Nach der letzten Sitzung der Fed im Mai versprach Powell nur noch einen kleineren Schritt von einem halben Prozentpunkt im Juni. Der Anstieg der Inflation auf 8,6 Prozent veranlasste die Zentralbanker zum Umdenken: Der Schuss wurde mit nur einer Gegenstimme von Esther George, der Chefin der Kansas Fed, gehört. George würde lieber bei einem halben Prozentpunkt bleiben. Bereits Anfang der Woche war durchgesickert, dass die Fed wohl härter vorgehen werde als im Mai angekündigt. Daher hielt sich die Überraschung an den Märkten in Grenzen. Die Anleger an der Wall Street reagierten zunächst freundlich, nachdem sie in den vergangenen Tagen unter Druck geraten waren: Aktien stiegen, Anleiherenditen gaben nach.

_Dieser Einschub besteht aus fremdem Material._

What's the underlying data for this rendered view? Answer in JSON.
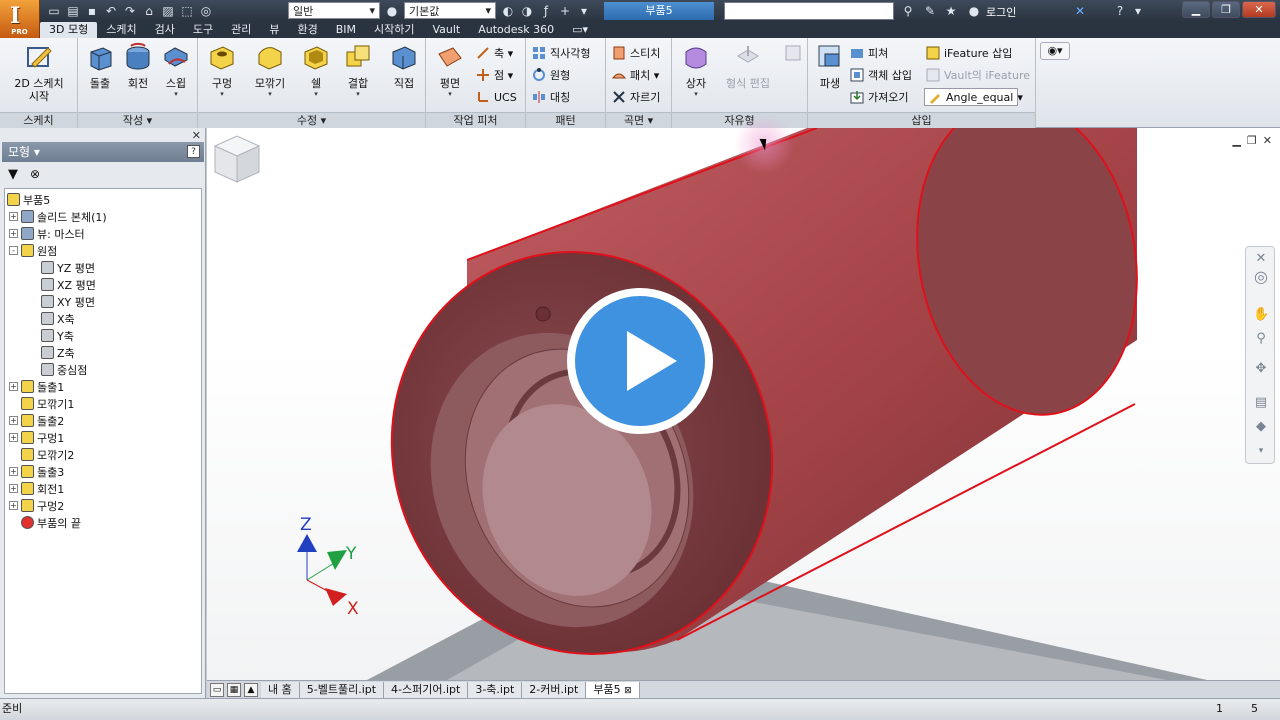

Der US-Ökonom Mohamed El-Erian, der die Allianz berät, schrieb auf Twitter: “Die Märkte begrüßen die Tatsache, dass die Fed die Bekämpfung der Inflation jetzt ernster nimmt.” Er forderte sie auf, „jetzt Schwung und Entschlossenheit aufrechtzuerhalten“. Eric Noland, Ökonom bei CME, sagte, die Anleger seien sich nicht mehr sicher, wie groß die nächste Zinserhöhung sein würde. Laut einer Datenanalyse von CME glauben 61 Prozent an weitere 0,75 Prozentpunkte, 28 Prozent an einen halben Prozentpunkt und elf Prozent sogar an einen vollen Prozentpunkt. Top-Jobs des Tages Finden Sie jetzt die besten Jobs und bleiben Sie per E-Mail auf dem Laufenden. Powell bezeichnete die am Freitag bekannt gegebene Inflationsrate als “Überraschung”. Er sagte: “Wir haben Fortschritte erwartet, aber wir hatten das Gegenteil.” Mit immer neuen Formulierungen betonte der sichtlich angespannte Fed-Chef in der Pressekonferenz, wie besorgt die Notenbank über die hohe Inflation sei und wie entschlossen sie gleichzeitig dagegen ankämpfe. „Die Öffentlichkeit muss zuversichtlich bleiben, dass wir die Mittel haben, um die Inflation zu reduzieren, dass wir diese Mittel nutzen und dass sie funktionieren“, sagte er. Dabei warfen Kritiker der Fed vor, zu langsam auf die steigende Inflation zu reagieren und dadurch an Glaubwürdigkeit zu verlieren.
„Die Fed hat der Inflation den Kampf angesagt“
Powell hat deutlich gemacht, dass er in den kommenden Monaten einen Rückgang der Inflation sehen möchte. Gleichzeitig gibt sie die Hoffnung nicht auf, die Preiserhöhungen nahe dem 2%-Ziel wieder aufzunehmen, ohne eine Rezession auszulösen. Aber er gab zu: “Es ist schwieriger geworden.” Die neuen Prognosen der Währungshüter heben die Inflation nun bis Ende 2024 auf 2,2 % und die Arbeitslosigkeit, die heute bei 3,6 % liegt, dann leicht höher auf 4,1 %. Powell sagte, er würde dieses Ergebnis – Inflation nahe dem Fed-Ziel und immer noch historisch niedrige Arbeitslosigkeit – als Erfolg betrachten. Diane Swonk, Chefvolkswirtin beim Beratungsunternehmen Grant Thornton, teilt seinen Optimismus nicht. Auf Twitter schrieb sie: „Die Fed hat der Inflation jetzt den Kampf angesagt. Leider wird es Opfer geben. Das ist sehr schwierig.“ Der Fed-Chef betonte, dass die Geldpolitik nur die derzeit sehr hohe Nachfrage, insbesondere am Arbeitsmarkt, beeinflussen könne. Es kann nicht durch externe Faktoren wie den Krieg in der Ukraine oder den neuen Lockdown in China beeinflusst werden. Er räumte jedoch ein, dass die Inflation stark gestiegen sei und nicht nur auf Energie und Lebensmittel zurückzuführen sei. Er sagte auch, dass die Fed dem Kern der Inflation große Aufmerksamkeit schenke, was starke Schwankungen der Energie- und Lebensmittelpreise ausschließe. Aber für die Bürger ist letztlich die Preissteigerung insgesamt entscheidend. Und diese Preise unter Kontrolle zu halten, betonte er, sei seine gesetzliche Aufgabe. Auch wiederholte er mehrfach, dass stabile Preise das „Fundament“ der Wirtschaft und letztlich die Voraussetzung für ein reibungsloses Funktionieren des Arbeitsmarktes seien. Mehr: Warum Aktienanleger auf fallende Kurse in den kommenden Monaten warten müssen.